We’ve all heard (and perhaps experienced) the reality of not knowing what we have until it’s gone. Well, that pretty much sums up my first day without my mom and brothers. I thought I was doing pretty well for myself on my own. I had found a cardboard box that seemed cozy outside a restaurant that smelled like the delicious steak my mom and brothers had once shared. Moreover, I was on my own without needing to compete with my brothers for attention, food, or decisions on what to explore that day. Life was good…for about five minutes.
That is about how long it took for me to realize how lonely I was without my family. It was only about another minute that I realized how sparse the garbage at the restaurant was. Then it started raining right through my cardboard box. At least with my family around, I had love and warmth, which fed the soul more than I realized.

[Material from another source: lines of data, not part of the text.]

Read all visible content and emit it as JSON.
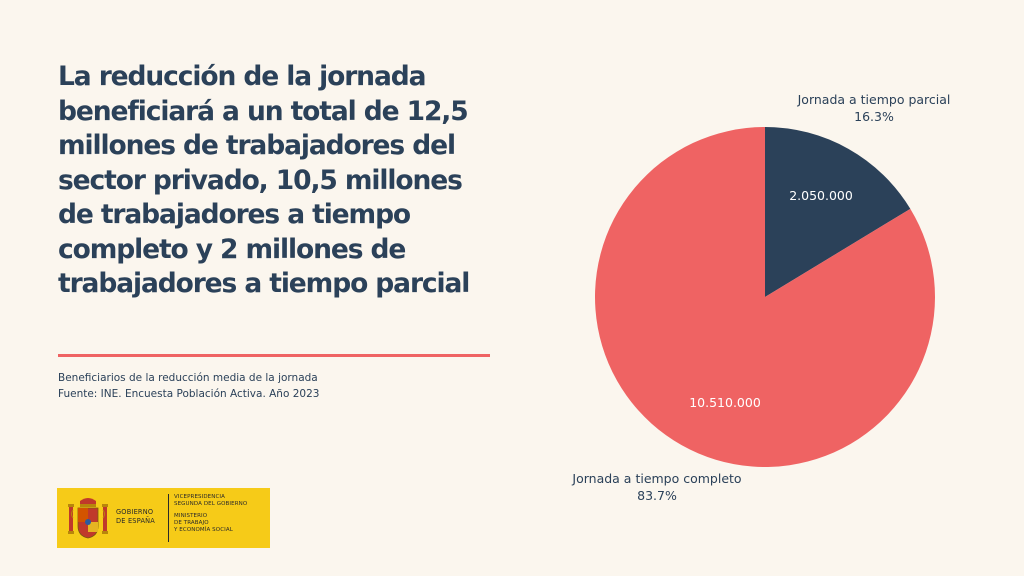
{
  "headline": "La reducción de la jornada beneficiará a un total de 12,5 millones de trabajadores del sector privado, 10,5 millones de trabajadores a tiempo completo y 2 millones de trabajadores a tiempo parcial",
  "caption": {
    "line1": "Beneficiarios de la reducción media de la jornada",
    "line2": "Fuente: INE. Encuesta Población Activa. Año 2023"
  },
  "logo": {
    "gov_line1": "GOBIERNO",
    "gov_line2": "DE ESPAÑA",
    "dept_line1": "VICEPRESIDENCIA",
    "dept_line2": "SEGUNDA DEL GOBIERNO",
    "dept_line3": "MINISTERIO",
    "dept_line4": "DE TRABAJO",
    "dept_line5": "Y ECONOMÍA SOCIAL"
  },
  "colors": {
    "accent": "#ef6363",
    "navy": "#2b4159",
    "background": "#fbf6ee",
    "logo_yellow": "#f6cb18"
  },
  "chart_data": {
    "type": "pie",
    "slices": [
      {
        "name": "Jornada a tiempo parcial",
        "value": 2050000,
        "value_label": "2.050.000",
        "percent_label": "16.3%",
        "color": "#2b4159"
      },
      {
        "name": "Jornada a tiempo completo",
        "value": 10510000,
        "value_label": "10.510.000",
        "percent_label": "83.7%",
        "color": "#ef6363"
      }
    ],
    "start_angle_deg": 0,
    "direction": "clockwise"
  }
}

And so began the litany of questions that came along with being a premature adult. “Adult life is dealing with an enormous amount of questions that don’t have answers,” American musician Bruce Springsteen once said. He nailed it on the head with that one. Where had my mom and brothers gone and why was I not with them now? Will I ever see them again?
Questions don’t always have answers in adulthood. I didn’t ever see them again, but I’ve resolved to no longer be sad about that. I would have given anything in that moment to be wrestling with my brothers or getting scolded by my mom. Instead, I was on my own. A grown up. What that day taught me was that grown up is better as a state of mind than it is in practicality.
It breaks my heart to see the little people in my life trying to be “grown up” so soon. I wish I could tell them somehow that it’s actually not that great. I find some odd irony in the truth that (in my opinion) the best thing about being an adult is learning to be better with each passing day. I’ve said before that nothing is worthless if a lesson is learned and I truly believe that. “Anyone who stops learning is old, whether twenty or eighty,” said the founder of Ford Motor Company Henry Ford. “Anyone who keeps learning stays young. The greatest thing in life is to keep you mind young.”
I feel the most grown up when I realize how much I have yet to learn. If grown up is a state of mind that I’m forever young. At the dog age of four, most dog-to-people age calculations put me at about 30 years old in people years. Regardless of how it’s calculated, my time on this Earth has taught me to seek answers in what we have now. Before it’s gone.